Korea’s CJ ENM Pacts With Epic on Game Engine and Virtual Production (EXCLUSIVE)

CJ ENM, the Korean entertainment group behind last year’s “Parasite,” is to build its first real time virtual production studio, having struck a deal with Epic Games, maker of “Fortnite,” to develop virtual production.

The arrangement means using Epic’s ‘Unreal Engine’ game engine technology in CJ ENM’s potential future projects. The studio will be located in Paju, Gyeonggi Province and be equipped with a massive LED wall.

Unreal Engine has established itself as the leading 3D engine used in the development and production of video games. Now, pioneered by series like “The Mandalorian,” virtual production is increasingly being used in film and television production by Hollywood studios.

The technology can efficiently produce high-fidelity real-time rendering and allow actors, cinematographer and VFX staff to work interactively and simultaneously – unlike traditional production where lighting, performance and effects work are done sequentially. Virtual production can also save on crew travel, insert multiple digital backdrops, and simplify pick-up shots without the need to rebuild physical sets.

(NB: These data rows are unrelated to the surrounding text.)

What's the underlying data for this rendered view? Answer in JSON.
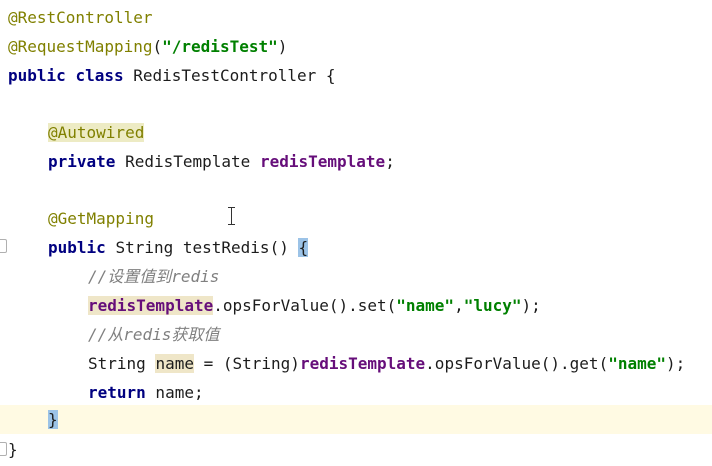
{
  "editor": {
    "lines": {
      "l1": {
        "anno": "@RestController"
      },
      "l2": {
        "anno": "@RequestMapping",
        "open": "(",
        "str": "\"/redisTest\"",
        "close": ")"
      },
      "l3": {
        "kw1": "public",
        "kw2": "class",
        "name": "RedisTestController",
        "brace": "{"
      },
      "l5": {
        "anno": "@Autowired"
      },
      "l6": {
        "kw": "private",
        "type": "RedisTemplate",
        "field": "redisTemplate",
        "semi": ";"
      },
      "l8": {
        "anno": "@GetMapping"
      },
      "l9": {
        "kw": "public",
        "sig": "String testRedis()",
        "brace": "{"
      },
      "l10": {
        "comment": "//设置值到redis"
      },
      "l11": {
        "field": "redisTemplate",
        "call": ".opsForValue().set(",
        "str1": "\"name\"",
        "comma": ",",
        "str2": "\"lucy\"",
        "end": ");"
      },
      "l12": {
        "comment": "//从redis获取值"
      },
      "l13": {
        "type": "String ",
        "var": "name",
        "mid": " = (String)",
        "field": "redisTemplate",
        "call": ".opsForValue().get(",
        "str": "\"name\"",
        "end": ");"
      },
      "l14": {
        "kw": "return",
        "rest": " name;"
      },
      "l15": {
        "brace": "}"
      },
      "l16": {
        "brace": "}"
      }
    }
  }
}
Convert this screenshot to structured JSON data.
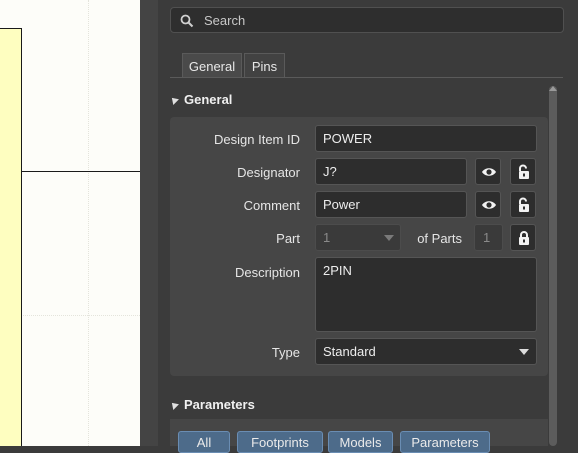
{
  "search": {
    "placeholder": "Search"
  },
  "tabs": [
    {
      "label": "General"
    },
    {
      "label": "Pins"
    }
  ],
  "sections": {
    "general": "General",
    "parameters": "Parameters"
  },
  "properties": {
    "design_item_id": {
      "label": "Design Item ID",
      "value": "POWER"
    },
    "designator": {
      "label": "Designator",
      "value": "J?"
    },
    "comment": {
      "label": "Comment",
      "value": "Power"
    },
    "part": {
      "label": "Part",
      "value": "1",
      "of_parts_label": "of Parts",
      "of_parts_value": "1"
    },
    "description": {
      "label": "Description",
      "value": "2PIN"
    },
    "type": {
      "label": "Type",
      "value": "Standard"
    }
  },
  "parameter_filters": [
    {
      "label": "All"
    },
    {
      "label": "Footprints"
    },
    {
      "label": "Models"
    },
    {
      "label": "Parameters"
    }
  ],
  "icons": [
    "search-icon",
    "eye-icon",
    "unlock-icon",
    "lock-icon",
    "chevron-down-icon",
    "collapse-triangle-icon"
  ],
  "colors": {
    "panel_bg": "#3b3b3b",
    "field_bg": "#2d2d2d",
    "sheet_yellow": "#fefec0",
    "filter_button": "#4d6b8a"
  }
}
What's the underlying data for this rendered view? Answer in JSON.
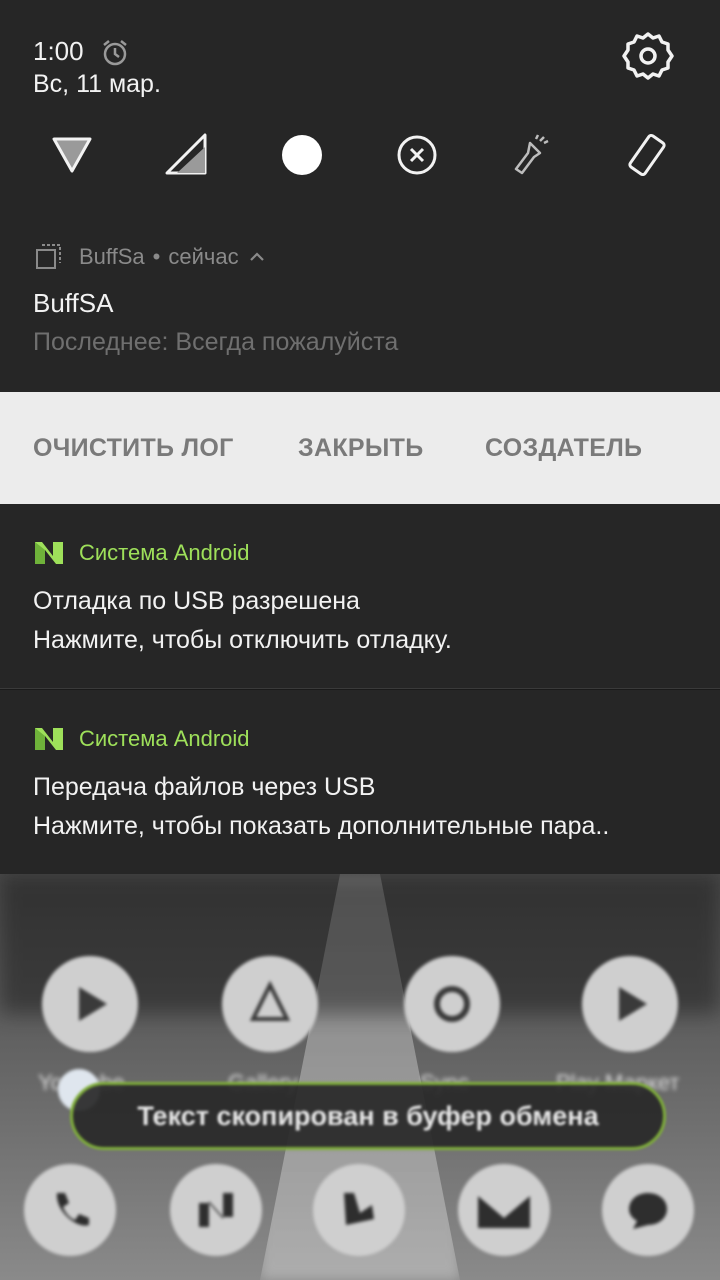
{
  "quick_settings": {
    "time": "1:00",
    "date": "Вс, 11 мар.",
    "icons": [
      "alarm-icon",
      "settings-gear-icon",
      "wifi-icon",
      "cellular-signal-icon",
      "do-not-disturb-icon",
      "data-saver-icon",
      "flashlight-icon",
      "auto-rotate-icon"
    ]
  },
  "buff_notification": {
    "app_name": "BuffSa",
    "time_separator": "•",
    "time": "сейчас",
    "title": "BuffSA",
    "text": "Последнее: Всегда пожалуйста",
    "actions": [
      "ОЧИСТИТЬ ЛОГ",
      "ЗАКРЫТЬ",
      "СОЗДАТЕЛЬ"
    ]
  },
  "android_notifications": [
    {
      "app_name": "Система Android",
      "title": "Отладка по USB разрешена",
      "text": "Нажмите, чтобы отключить отладку."
    },
    {
      "app_name": "Система Android",
      "title": "Передача файлов через USB",
      "text": "Нажмите, чтобы показать дополнительные пара.."
    }
  ],
  "home_screen": {
    "toast": "Текст скопирован в буфер обмена",
    "app_labels": [
      "YouTube",
      "Gallery",
      "Sync",
      "Play Маркет"
    ]
  },
  "colors": {
    "panel_bg": "#262626",
    "android_accent": "#9ee05a",
    "actions_bg": "#ececec",
    "toast_border": "#7fae3a"
  }
}
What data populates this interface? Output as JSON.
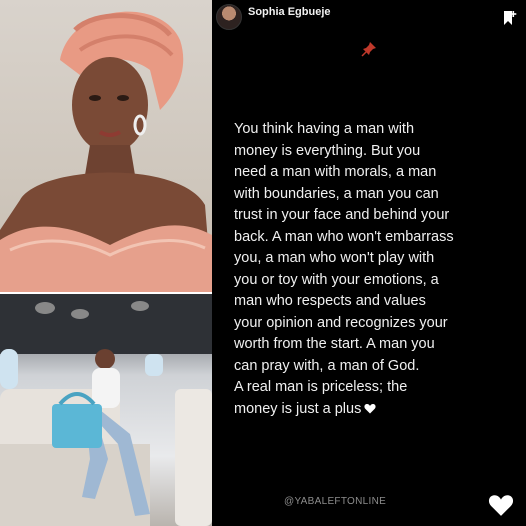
{
  "post": {
    "author": "Sophia Egbueje",
    "quote": "You think having a man with\nmoney is everything. But you\nneed a man with morals, a man\nwith boundaries, a man you can\ntrust in your face and behind your\nback. A man who won't embarrass\nyou, a man who won't play with\nyou or toy with your emotions, a\nman who respects and values\nyour opinion and recognizes your\nworth from the start. A man you\ncan pray with, a man of God.\nA real man is priceless; the\nmoney is just a plus",
    "watermark": "@YABALEFTONLINE"
  },
  "icons": {
    "bookmark": "bookmark-plus-icon",
    "pin": "pin-icon",
    "heart_inline": "heart-icon",
    "like": "like-heart-icon"
  },
  "colors": {
    "panel_background": "#000000",
    "text": "#f0f0f0",
    "pin": "#c0392b"
  }
}
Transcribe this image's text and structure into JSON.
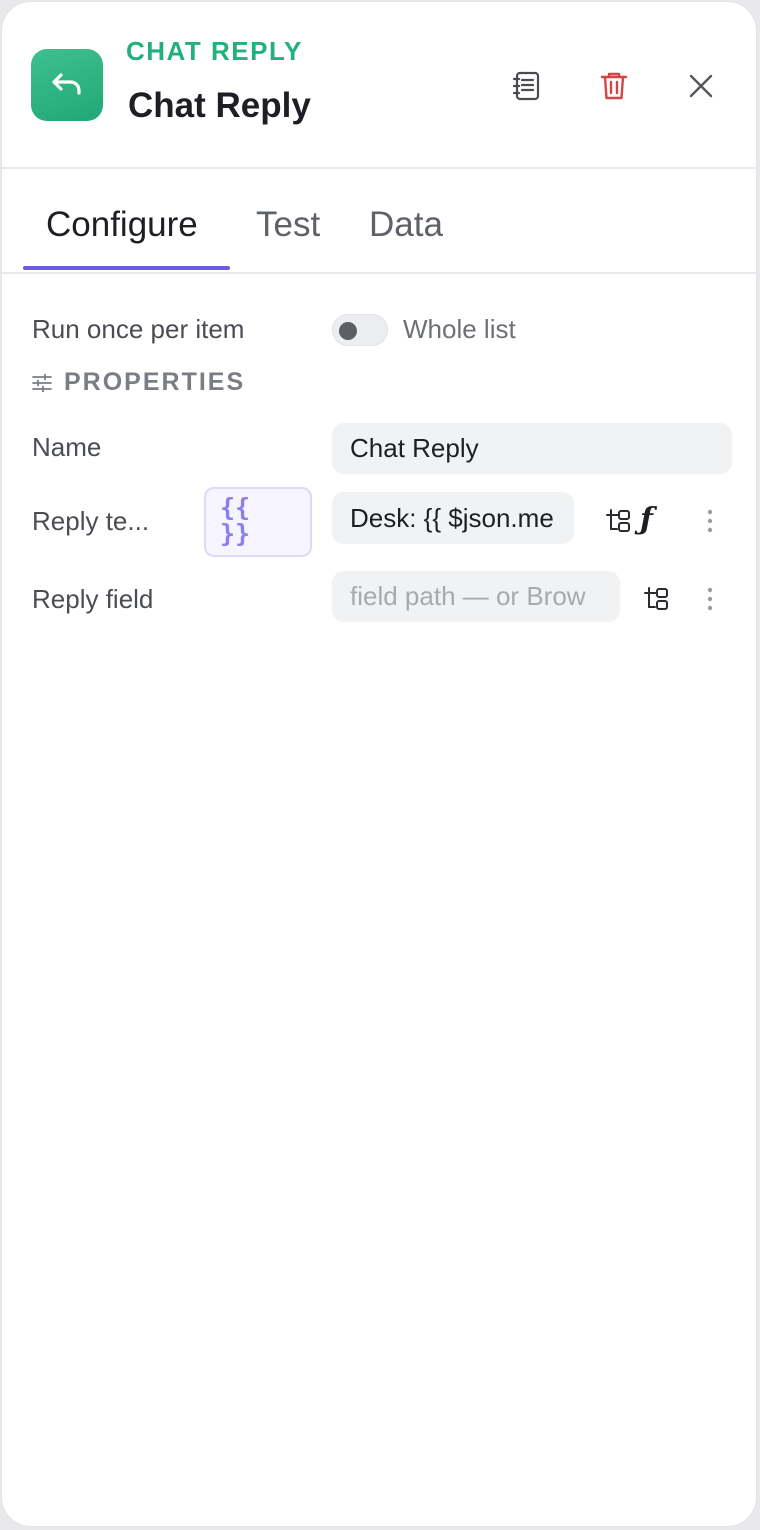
{
  "header": {
    "node_type": "CHAT REPLY",
    "node_title": "Chat Reply",
    "icons": {
      "node": "reply-arrow-icon",
      "notes": "notes-icon",
      "delete": "trash-icon",
      "close": "close-icon"
    },
    "colors": {
      "node_icon_bg": "#2fb584",
      "node_type_text": "#22b07d",
      "delete_icon": "#d64545"
    }
  },
  "tabs": {
    "items": [
      {
        "label": "Configure",
        "active": true
      },
      {
        "label": "Test",
        "active": false
      },
      {
        "label": "Data",
        "active": false
      }
    ],
    "active_color": "#6a5be0"
  },
  "run_mode": {
    "label": "Run once per item",
    "toggle_label": "Whole list",
    "toggle_on": false
  },
  "properties": {
    "section_label": "PROPERTIES",
    "section_icon": "sliders-icon",
    "fields": {
      "name": {
        "label": "Name",
        "value": "Chat Reply"
      },
      "reply_template": {
        "label": "Reply te...",
        "expr_open": "{{",
        "expr_close": "}}",
        "value": "Desk: {{ $json.me",
        "fx_label": "ƒ"
      },
      "reply_field": {
        "label": "Reply field",
        "placeholder": "field path — or Brow"
      }
    }
  }
}
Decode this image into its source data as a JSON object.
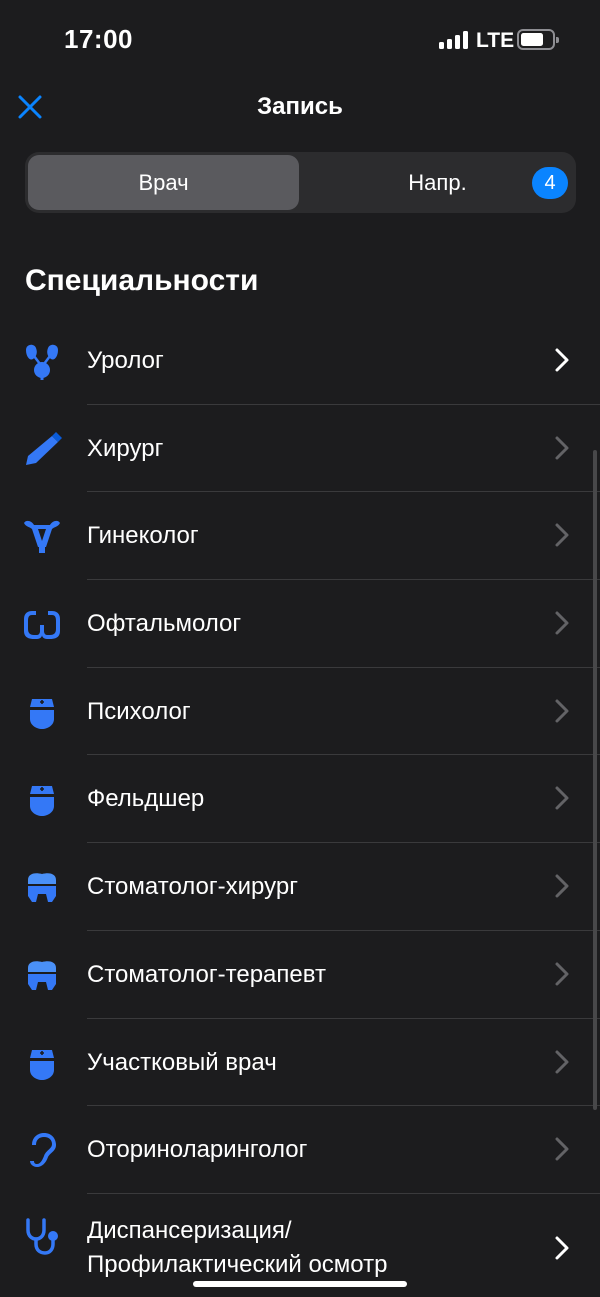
{
  "status_bar": {
    "time": "17:00",
    "network": "LTE",
    "battery_level": 0.65
  },
  "nav": {
    "title": "Запись",
    "close_icon": "close-icon"
  },
  "segment": {
    "active_label": "Врач",
    "inactive_label": "Напр.",
    "badge": "4"
  },
  "section_title": "Специальности",
  "colors": {
    "accent": "#0a84ff",
    "icon_blue": "#3478f6",
    "background": "#1c1c1e"
  },
  "specialties": [
    {
      "label": "Уролог",
      "icon": "kidneys-icon"
    },
    {
      "label": "Хирург",
      "icon": "scalpel-icon"
    },
    {
      "label": "Гинеколог",
      "icon": "uterus-icon"
    },
    {
      "label": "Офтальмолог",
      "icon": "glasses-icon"
    },
    {
      "label": "Психолог",
      "icon": "nurse-icon"
    },
    {
      "label": "Фельдшер",
      "icon": "nurse-icon"
    },
    {
      "label": "Стоматолог-хирург",
      "icon": "tooth-icon"
    },
    {
      "label": "Стоматолог-терапевт",
      "icon": "tooth-icon"
    },
    {
      "label": "Участковый врач",
      "icon": "nurse-icon"
    },
    {
      "label": "Оториноларинголог",
      "icon": "ear-icon"
    },
    {
      "label": "Диспансеризация/\nПрофилактический осмотр",
      "icon": "stethoscope-icon"
    }
  ]
}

“The use of Unreal Engine will be a huge benefit to our on-set production,” said Kim Sang Yeop, head of CJ ENM’s content R&D center. “In a plethora of media, our effort to bring virtual production will push forward the creation of the next-generation content.”

CJ and its Studio Dragon offshoot have become major producers of Korean TV series that are increasingly being watched by global audiences. Its recent output includes “Crash Landing on You” and “Hotel Del Luna.”

“We hope that CJ ENM’s globally recognized content competence benefits from Unreal Engine to further grow its presence in the global market,” said Ray Park, territory manager of Epic Games Korea.

Leading Hollywood studios have grown increasingly interested in virtual production. Sony last year paid $250 million for a 1.4% strategic stake in Epic Games, valuing the company at nearly $18 billion. A year earlier, Sony bought virtual production startup Nurulize, incorporating it into its Sony Innovation Studios unit.